If I might mix metaphors, you paint a distorted picture using a broad brush that’s loaded with tar and feathers. There are bloggers who you disagree with? Fine. There are bloggers that you personally dislike and find distasteful? Okay. But to then accuse every science blogger of being a participant in “bloodsport” and engaging in “bigotry”? That’s not fair, Virginia. Possibly even a bit bigoted.
(D)oes everyone take for granted now that science sites are where graduate students, researchers, doctors and the “skeptical community” go not to interpret data or review experiments but to chip off one-liners, promote their books and jeer at smokers, fat people and churchgoers?
There are many examples of science blogs that do lots of interpreting data and reviewing experiments. You only needed to look at at ResearchBlogging.org for a steady stream of posts daily that do just that. (And, incidentally, it’s hosted by the same company that runs Science Blogs, the target of so much of your distaste.) I’m vain enough to think that I do a passable job of reviewing experiments here on my own blog.
While you seem to think that blogs should be nothing but online versions of the “News and Views” section of the large weekly science journals, I think one of the charms of the medium is that it reveals scientists as people. People with passions and interests and frustrations and opinions – including opinions that you may happen to disagree with. As I wrote before:
I would hate for researchers to lose their authenticity in pursuit of likeability.
You are not the first to have concerns that the writing style of a lot of bloggers. Randy Olson made some similar points in Don’t Be Such a Scientist (I reviewed it here). There has been a lot of discussion about civility in the science blogosphere, which was the point I think you were trying to make. The conversation about civility is something that is, and should be, a work in progress.

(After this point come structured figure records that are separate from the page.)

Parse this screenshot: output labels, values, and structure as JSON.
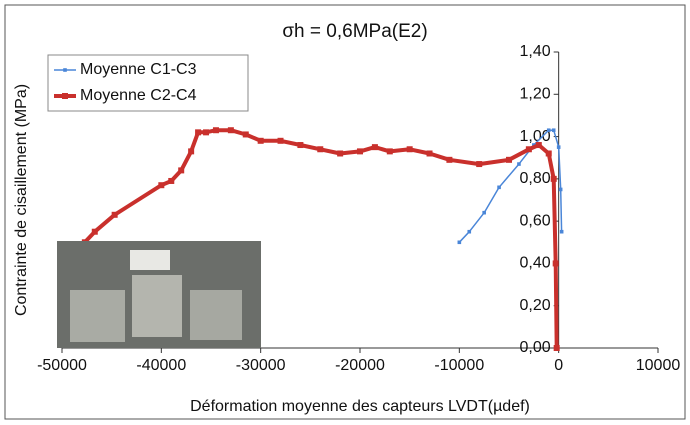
{
  "chart_data": {
    "type": "line",
    "title": "σh = 0,6MPa(E2)",
    "x_label": "Déformation moyenne des capteurs LVDT(µdef)",
    "y_label": "Contrainte de cisaillement (MPa)",
    "xlim": [
      -50000,
      10000
    ],
    "xticks": [
      -50000,
      -40000,
      -30000,
      -20000,
      -10000,
      0,
      10000
    ],
    "ylim": [
      0,
      1.4
    ],
    "yticks": [
      {
        "value": 0,
        "label": "0,00"
      },
      {
        "value": 0.2,
        "label": "0,20"
      },
      {
        "value": 0.4,
        "label": "0,40"
      },
      {
        "value": 0.6,
        "label": "0,60"
      },
      {
        "value": 0.8,
        "label": "0,80"
      },
      {
        "value": 1.0,
        "label": "1,00"
      },
      {
        "value": 1.2,
        "label": "1,20"
      },
      {
        "value": 1.4,
        "label": "1,40"
      }
    ],
    "legend": "upper left",
    "grid": false,
    "series": [
      {
        "name": "Moyenne C1-C3",
        "color": "#4a86d8",
        "x": [
          -10000,
          -9000,
          -7500,
          -6000,
          -4000,
          -2500,
          -1000,
          -500,
          0,
          200,
          300
        ],
        "values": [
          0.5,
          0.55,
          0.64,
          0.76,
          0.87,
          0.96,
          1.03,
          1.03,
          0.95,
          0.75,
          0.55
        ]
      },
      {
        "name": "Moyenne C2-C4",
        "color": "#c9302c",
        "x": [
          -47700,
          -46700,
          -44700,
          -40000,
          -39000,
          -38000,
          -37000,
          -36300,
          -35500,
          -34500,
          -33000,
          -31500,
          -30000,
          -28000,
          -26000,
          -24000,
          -22000,
          -20000,
          -18500,
          -17000,
          -15000,
          -13000,
          -11000,
          -8000,
          -5000,
          -3000,
          -2000,
          -1000,
          -500,
          -300,
          -200
        ],
        "values": [
          0.5,
          0.55,
          0.63,
          0.77,
          0.79,
          0.84,
          0.93,
          1.02,
          1.02,
          1.03,
          1.03,
          1.01,
          0.98,
          0.98,
          0.96,
          0.94,
          0.92,
          0.93,
          0.95,
          0.93,
          0.94,
          0.92,
          0.89,
          0.87,
          0.89,
          0.94,
          0.96,
          0.92,
          0.8,
          0.4,
          0.0
        ]
      }
    ]
  }
}
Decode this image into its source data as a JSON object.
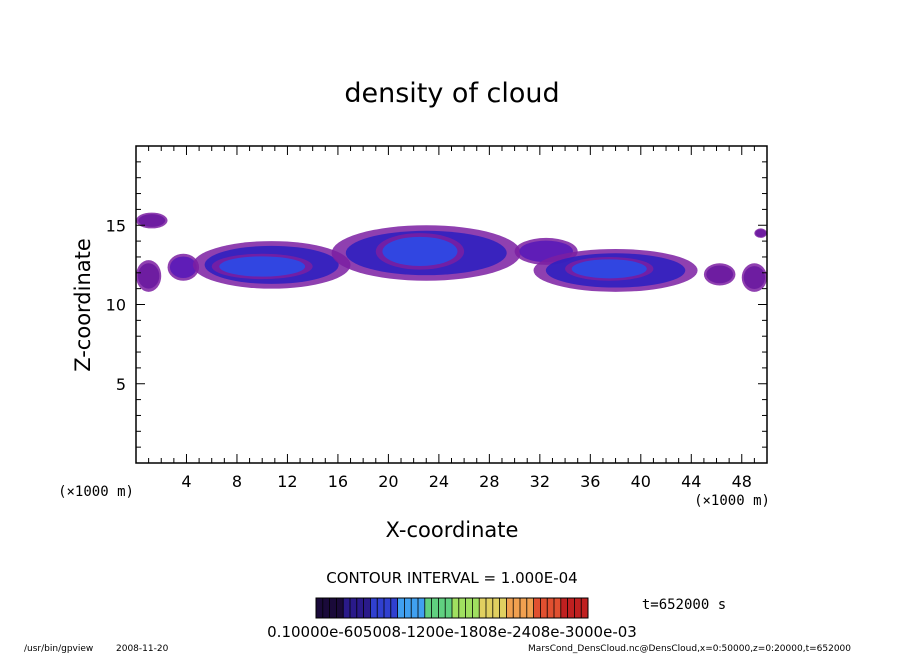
{
  "chart_data": {
    "type": "heatmap",
    "title": "density of cloud",
    "xlabel": "X-coordinate",
    "ylabel": "Z-coordinate",
    "x_unit": "(×1000 m)",
    "y_unit": "(×1000 m)",
    "xlim": [
      0,
      50
    ],
    "ylim": [
      0,
      20
    ],
    "x_ticks": [
      4,
      8,
      12,
      16,
      20,
      24,
      28,
      32,
      36,
      40,
      44,
      48
    ],
    "y_ticks": [
      5,
      10,
      15
    ],
    "grid": false,
    "contour_interval": "CONTOUR INTERVAL = 1.000E-04",
    "time_label": "t=652000 s",
    "colorbar_label": "0.10000e-605008-1200e-1808e-2408e-3000e-03",
    "colorbar_colors": [
      "#1a0a3a",
      "#2a1a8a",
      "#3040d0",
      "#40a0f0",
      "#60d080",
      "#a0e060",
      "#e0d060",
      "#f0a050",
      "#e05030",
      "#c02020"
    ],
    "cloud_regions": [
      {
        "x": [
          0,
          2
        ],
        "z": [
          10.8,
          12.8
        ],
        "level": 0.15
      },
      {
        "x": [
          0,
          2.5
        ],
        "z": [
          14.8,
          15.8
        ],
        "level": 0.2
      },
      {
        "x": [
          2.5,
          5
        ],
        "z": [
          11.5,
          13.2
        ],
        "level": 0.25
      },
      {
        "x": [
          4.5,
          17
        ],
        "z": [
          11.0,
          14.0
        ],
        "level": 0.5
      },
      {
        "x": [
          6,
          14
        ],
        "z": [
          11.6,
          13.2
        ],
        "level": 0.8
      },
      {
        "x": [
          15.5,
          30.5
        ],
        "z": [
          11.5,
          15.0
        ],
        "level": 0.55
      },
      {
        "x": [
          19,
          26
        ],
        "z": [
          12.2,
          14.5
        ],
        "level": 0.85
      },
      {
        "x": [
          30,
          35
        ],
        "z": [
          12.5,
          14.2
        ],
        "level": 0.4
      },
      {
        "x": [
          31.5,
          44.5
        ],
        "z": [
          10.8,
          13.5
        ],
        "level": 0.5
      },
      {
        "x": [
          34,
          41
        ],
        "z": [
          11.5,
          13.0
        ],
        "level": 0.8
      },
      {
        "x": [
          45,
          47.5
        ],
        "z": [
          11.2,
          12.6
        ],
        "level": 0.15
      },
      {
        "x": [
          48,
          50
        ],
        "z": [
          10.8,
          12.6
        ],
        "level": 0.2
      },
      {
        "x": [
          49,
          50
        ],
        "z": [
          14.2,
          14.8
        ],
        "level": 0.2
      }
    ]
  },
  "footer": {
    "program": "/usr/bin/gpview",
    "date": "2008-11-20",
    "source": "MarsCond_DensCloud.nc@DensCloud,x=0:50000,z=0:20000,t=652000"
  }
}
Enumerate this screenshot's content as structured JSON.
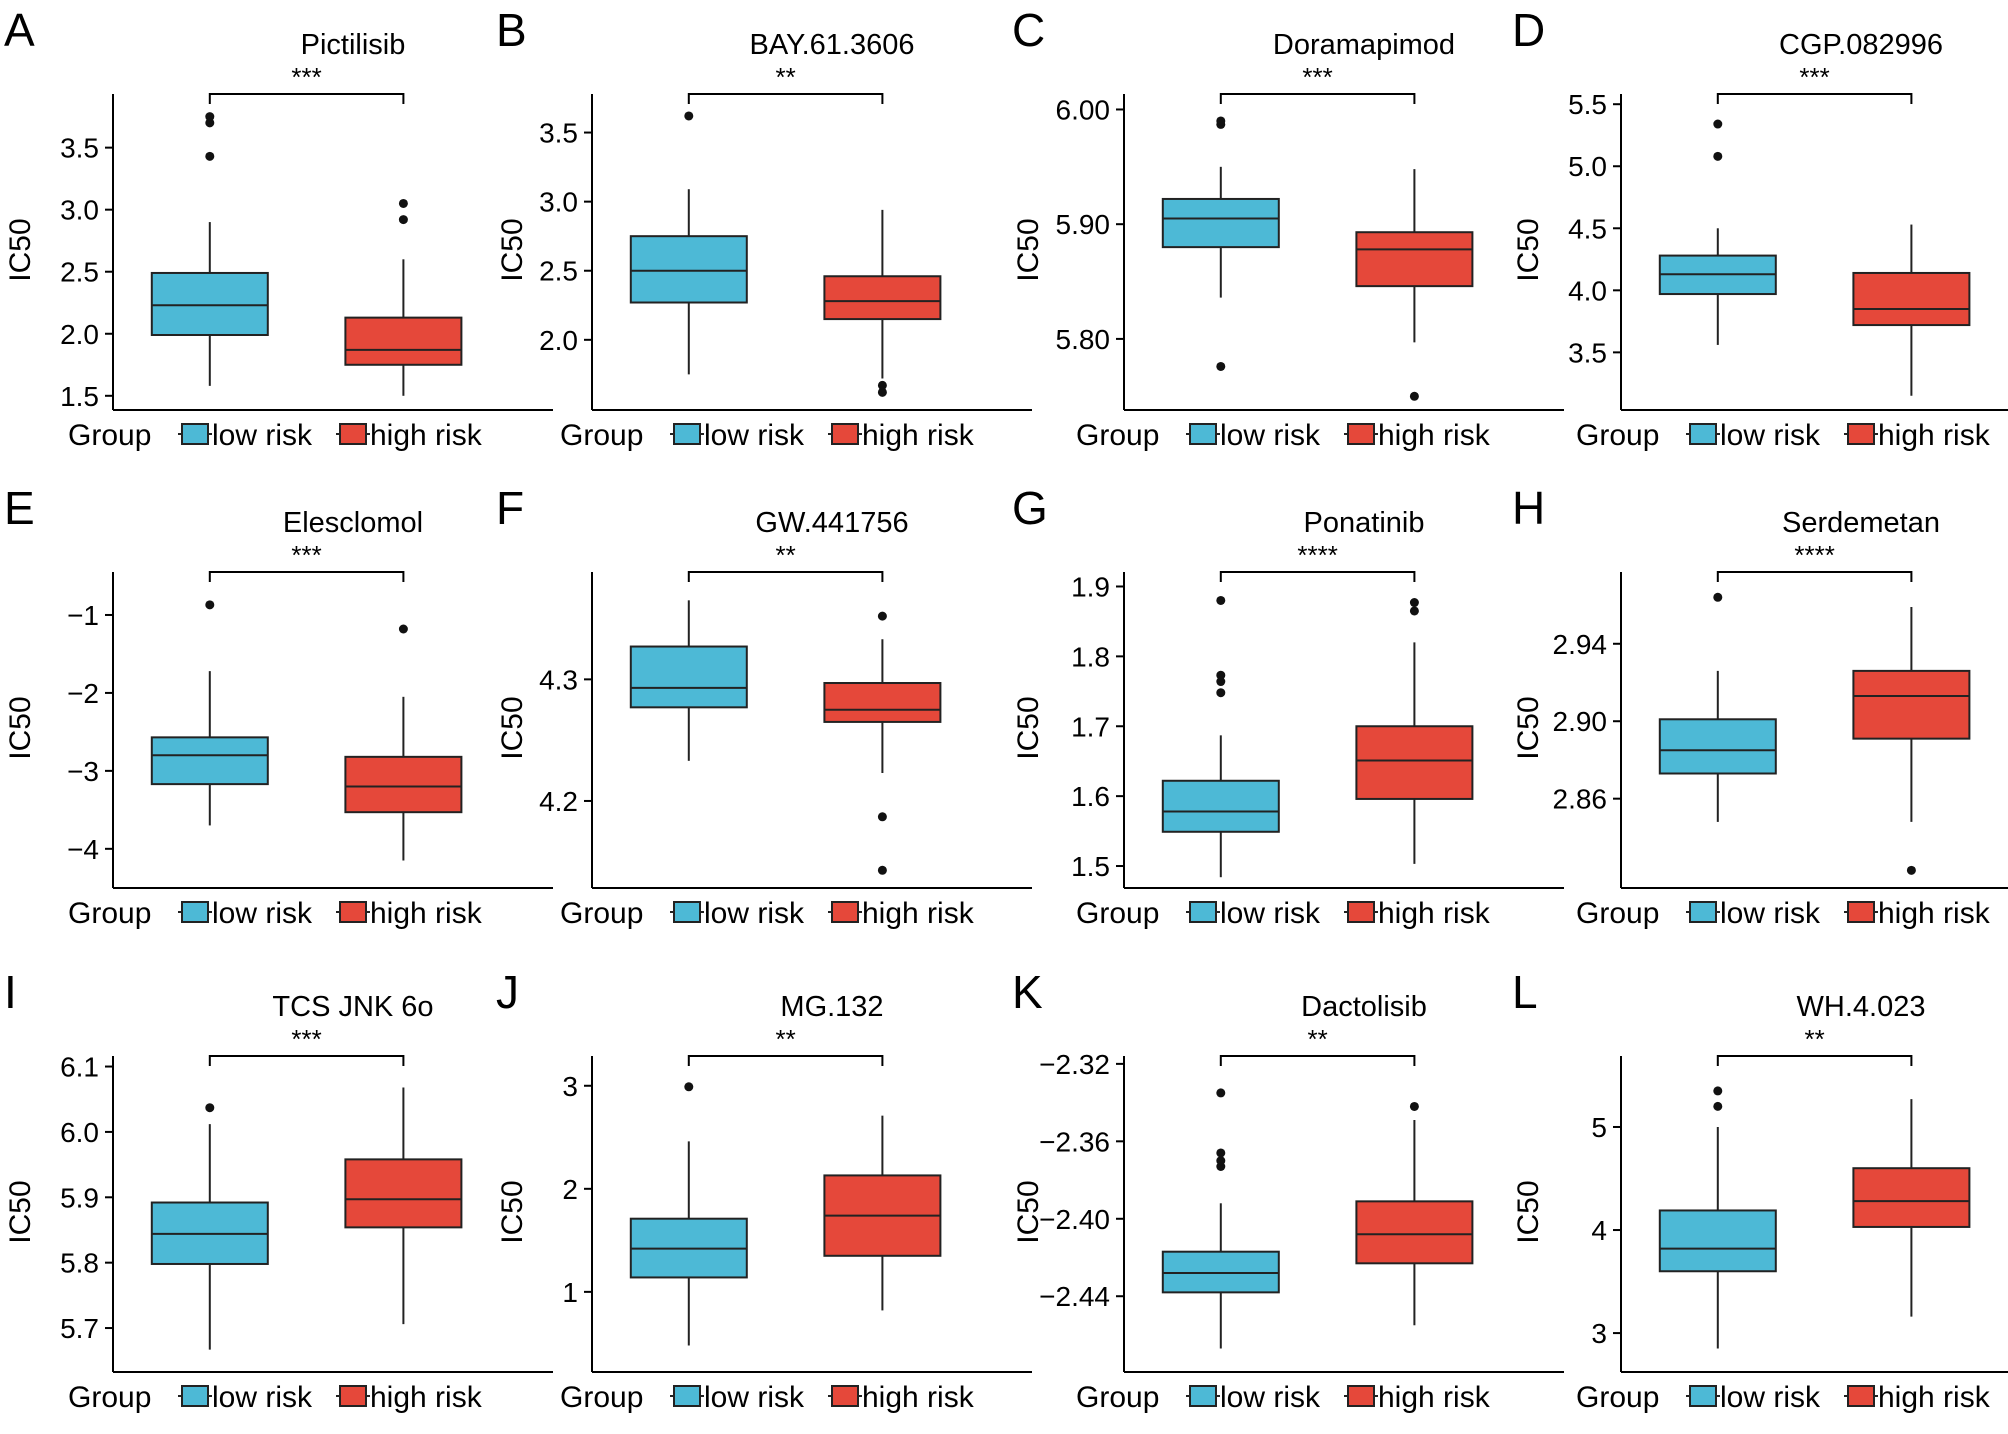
{
  "figure": {
    "legend": {
      "title": "Group",
      "entries": [
        {
          "label": "low risk",
          "color": "#4DB9D6"
        },
        {
          "label": "high risk",
          "color": "#E5483A"
        }
      ]
    },
    "ylabel": "IC50"
  },
  "chart_data": [
    {
      "panel": "A",
      "type": "box",
      "title": "Pictilisib",
      "ylabel": "IC50",
      "ylim": [
        1.45,
        3.9
      ],
      "yticks": [
        1.5,
        2.0,
        2.5,
        3.0,
        3.5
      ],
      "ytick_labels": [
        "1.5",
        "2.0",
        "2.5",
        "3.0",
        "3.5"
      ],
      "categories": [
        "low risk",
        "high risk"
      ],
      "significance": "***",
      "boxes": [
        {
          "group": "low risk",
          "q1": 1.99,
          "median": 2.23,
          "q3": 2.49,
          "whisker_low": 1.58,
          "whisker_high": 2.9,
          "outliers": [
            3.43,
            3.7,
            3.75
          ]
        },
        {
          "group": "high risk",
          "q1": 1.75,
          "median": 1.87,
          "q3": 2.13,
          "whisker_low": 1.5,
          "whisker_high": 2.6,
          "outliers": [
            2.92,
            3.05
          ]
        }
      ]
    },
    {
      "panel": "B",
      "type": "box",
      "title": "BAY.61.3606",
      "ylabel": "IC50",
      "ylim": [
        1.55,
        3.75
      ],
      "yticks": [
        2.0,
        2.5,
        3.0,
        3.5
      ],
      "ytick_labels": [
        "2.0",
        "2.5",
        "3.0",
        "3.5"
      ],
      "categories": [
        "low risk",
        "high risk"
      ],
      "significance": "**",
      "boxes": [
        {
          "group": "low risk",
          "q1": 2.27,
          "median": 2.5,
          "q3": 2.75,
          "whisker_low": 1.75,
          "whisker_high": 3.09,
          "outliers": [
            3.62
          ]
        },
        {
          "group": "high risk",
          "q1": 2.15,
          "median": 2.28,
          "q3": 2.46,
          "whisker_low": 1.72,
          "whisker_high": 2.94,
          "outliers": [
            1.62,
            1.67
          ]
        }
      ]
    },
    {
      "panel": "C",
      "type": "box",
      "title": "Doramapimod",
      "ylabel": "IC50",
      "ylim": [
        5.745,
        6.01
      ],
      "yticks": [
        5.8,
        5.9,
        6.0
      ],
      "ytick_labels": [
        "5.80",
        "5.90",
        "6.00"
      ],
      "categories": [
        "low risk",
        "high risk"
      ],
      "significance": "***",
      "boxes": [
        {
          "group": "low risk",
          "q1": 5.88,
          "median": 5.905,
          "q3": 5.922,
          "whisker_low": 5.836,
          "whisker_high": 5.95,
          "outliers": [
            5.776,
            5.987,
            5.99
          ]
        },
        {
          "group": "high risk",
          "q1": 5.846,
          "median": 5.878,
          "q3": 5.893,
          "whisker_low": 5.797,
          "whisker_high": 5.948,
          "outliers": [
            5.75
          ]
        }
      ]
    },
    {
      "panel": "D",
      "type": "box",
      "title": "CGP.082996",
      "ylabel": "IC50",
      "ylim": [
        3.1,
        5.55
      ],
      "yticks": [
        3.5,
        4.0,
        4.5,
        5.0,
        5.5
      ],
      "ytick_labels": [
        "3.5",
        "4.0",
        "4.5",
        "5.0",
        "5.5"
      ],
      "categories": [
        "low risk",
        "high risk"
      ],
      "significance": "***",
      "boxes": [
        {
          "group": "low risk",
          "q1": 3.97,
          "median": 4.13,
          "q3": 4.28,
          "whisker_low": 3.56,
          "whisker_high": 4.5,
          "outliers": [
            5.08,
            5.34
          ]
        },
        {
          "group": "high risk",
          "q1": 3.72,
          "median": 3.85,
          "q3": 4.14,
          "whisker_low": 3.15,
          "whisker_high": 4.53,
          "outliers": []
        }
      ]
    },
    {
      "panel": "E",
      "type": "box",
      "title": "Elesclomol",
      "ylabel": "IC50",
      "ylim": [
        -4.4,
        -0.5
      ],
      "yticks": [
        -4,
        -3,
        -2,
        -1
      ],
      "ytick_labels": [
        "−4",
        "−3",
        "−2",
        "−1"
      ],
      "categories": [
        "low risk",
        "high risk"
      ],
      "significance": "***",
      "boxes": [
        {
          "group": "low risk",
          "q1": -3.17,
          "median": -2.8,
          "q3": -2.57,
          "whisker_low": -3.7,
          "whisker_high": -1.72,
          "outliers": [
            -0.87
          ]
        },
        {
          "group": "high risk",
          "q1": -3.53,
          "median": -3.2,
          "q3": -2.82,
          "whisker_low": -4.15,
          "whisker_high": -2.05,
          "outliers": [
            -1.18
          ]
        }
      ]
    },
    {
      "panel": "F",
      "type": "box",
      "title": "GW.441756",
      "ylabel": "IC50",
      "ylim": [
        4.135,
        4.385
      ],
      "yticks": [
        4.2,
        4.3
      ],
      "ytick_labels": [
        "4.2",
        "4.3"
      ],
      "categories": [
        "low risk",
        "high risk"
      ],
      "significance": "**",
      "boxes": [
        {
          "group": "low risk",
          "q1": 4.277,
          "median": 4.293,
          "q3": 4.327,
          "whisker_low": 4.233,
          "whisker_high": 4.365,
          "outliers": []
        },
        {
          "group": "high risk",
          "q1": 4.265,
          "median": 4.275,
          "q3": 4.297,
          "whisker_low": 4.223,
          "whisker_high": 4.333,
          "outliers": [
            4.352,
            4.187,
            4.143
          ]
        }
      ]
    },
    {
      "panel": "G",
      "type": "box",
      "title": "Ponatinib",
      "ylabel": "IC50",
      "ylim": [
        1.48,
        1.915
      ],
      "yticks": [
        1.5,
        1.6,
        1.7,
        1.8,
        1.9
      ],
      "ytick_labels": [
        "1.5",
        "1.6",
        "1.7",
        "1.8",
        "1.9"
      ],
      "categories": [
        "low risk",
        "high risk"
      ],
      "significance": "****",
      "boxes": [
        {
          "group": "low risk",
          "q1": 1.549,
          "median": 1.578,
          "q3": 1.622,
          "whisker_low": 1.484,
          "whisker_high": 1.687,
          "outliers": [
            1.748,
            1.764,
            1.773,
            1.88
          ]
        },
        {
          "group": "high risk",
          "q1": 1.596,
          "median": 1.651,
          "q3": 1.7,
          "whisker_low": 1.503,
          "whisker_high": 1.82,
          "outliers": [
            1.865,
            1.877
          ]
        }
      ]
    },
    {
      "panel": "H",
      "type": "box",
      "title": "Serdemetan",
      "ylabel": "IC50",
      "ylim": [
        2.818,
        2.975
      ],
      "yticks": [
        2.86,
        2.9,
        2.94
      ],
      "ytick_labels": [
        "2.86",
        "2.90",
        "2.94"
      ],
      "categories": [
        "low risk",
        "high risk"
      ],
      "significance": "****",
      "boxes": [
        {
          "group": "low risk",
          "q1": 2.873,
          "median": 2.885,
          "q3": 2.901,
          "whisker_low": 2.848,
          "whisker_high": 2.926,
          "outliers": [
            2.964
          ]
        },
        {
          "group": "high risk",
          "q1": 2.891,
          "median": 2.913,
          "q3": 2.926,
          "whisker_low": 2.848,
          "whisker_high": 2.959,
          "outliers": [
            2.823
          ]
        }
      ]
    },
    {
      "panel": "I",
      "type": "box",
      "title": "TCS JNK 6o",
      "ylabel": "IC50",
      "ylim": [
        5.645,
        6.11
      ],
      "yticks": [
        5.7,
        5.8,
        5.9,
        6.0,
        6.1
      ],
      "ytick_labels": [
        "5.7",
        "5.8",
        "5.9",
        "6.0",
        "6.1"
      ],
      "categories": [
        "low risk",
        "high risk"
      ],
      "significance": "***",
      "boxes": [
        {
          "group": "low risk",
          "q1": 5.798,
          "median": 5.844,
          "q3": 5.892,
          "whisker_low": 5.667,
          "whisker_high": 6.012,
          "outliers": [
            6.037
          ]
        },
        {
          "group": "high risk",
          "q1": 5.854,
          "median": 5.897,
          "q3": 5.958,
          "whisker_low": 5.706,
          "whisker_high": 6.068,
          "outliers": []
        }
      ]
    },
    {
      "panel": "J",
      "type": "box",
      "title": "MG.132",
      "ylabel": "IC50",
      "ylim": [
        0.3,
        3.25
      ],
      "yticks": [
        1,
        2,
        3
      ],
      "ytick_labels": [
        "1",
        "2",
        "3"
      ],
      "categories": [
        "low risk",
        "high risk"
      ],
      "significance": "**",
      "boxes": [
        {
          "group": "low risk",
          "q1": 1.14,
          "median": 1.42,
          "q3": 1.71,
          "whisker_low": 0.48,
          "whisker_high": 2.46,
          "outliers": [
            2.99
          ]
        },
        {
          "group": "high risk",
          "q1": 1.35,
          "median": 1.74,
          "q3": 2.13,
          "whisker_low": 0.82,
          "whisker_high": 2.71,
          "outliers": []
        }
      ]
    },
    {
      "panel": "K",
      "type": "box",
      "title": "Dactolisib",
      "ylabel": "IC50",
      "ylim": [
        -2.475,
        -2.318
      ],
      "yticks": [
        -2.44,
        -2.4,
        -2.36,
        -2.32
      ],
      "ytick_labels": [
        "−2.44",
        "−2.40",
        "−2.36",
        "−2.32"
      ],
      "categories": [
        "low risk",
        "high risk"
      ],
      "significance": "**",
      "boxes": [
        {
          "group": "low risk",
          "q1": -2.438,
          "median": -2.428,
          "q3": -2.417,
          "whisker_low": -2.467,
          "whisker_high": -2.392,
          "outliers": [
            -2.373,
            -2.37,
            -2.366,
            -2.335
          ]
        },
        {
          "group": "high risk",
          "q1": -2.423,
          "median": -2.408,
          "q3": -2.391,
          "whisker_low": -2.455,
          "whisker_high": -2.349,
          "outliers": [
            -2.342
          ]
        }
      ]
    },
    {
      "panel": "L",
      "type": "box",
      "title": "WH.4.023",
      "ylabel": "IC50",
      "ylim": [
        2.7,
        5.65
      ],
      "yticks": [
        3,
        4,
        5
      ],
      "ytick_labels": [
        "3",
        "4",
        "5"
      ],
      "categories": [
        "low risk",
        "high risk"
      ],
      "significance": "**",
      "boxes": [
        {
          "group": "low risk",
          "q1": 3.6,
          "median": 3.82,
          "q3": 4.19,
          "whisker_low": 2.85,
          "whisker_high": 5.0,
          "outliers": [
            5.2,
            5.35
          ]
        },
        {
          "group": "high risk",
          "q1": 4.03,
          "median": 4.28,
          "q3": 4.6,
          "whisker_low": 3.16,
          "whisker_high": 5.27,
          "outliers": []
        }
      ]
    }
  ]
}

Many have pointed out, however, that “civility” has often been used as a tool to preserve the status quo, muzzle dissent, and is applied unevenly. Wielding “civility” like a spiked club has been particularly common response to discussion about religion and atheism, which seems to be something of a sore point for you, since you mention “blasphemy,” “religion-baiting”, and “jeer(ing)... churchgoers.” (I was also a bit disturbed how you mention “peak oil” as though you thought it was somehow wrong or untrue.) I am curious, Virginia, as to whether you have ever found similarly disreputable and offensive smears of science by non-scientists (including the religious)? Do the large numbers of people, many religious, who routinely attack my entire scientific field, evolutionary biology, give you any pause at all?
It’s too bad that you spoiled a valuable message about public perception of science by badmouthing so many of my colleagues, and so much of the enterprise.
Additional, 31 July 2010: Virginia Heffernan has followed up at Neuron Culture, and has said she has some regret about the post.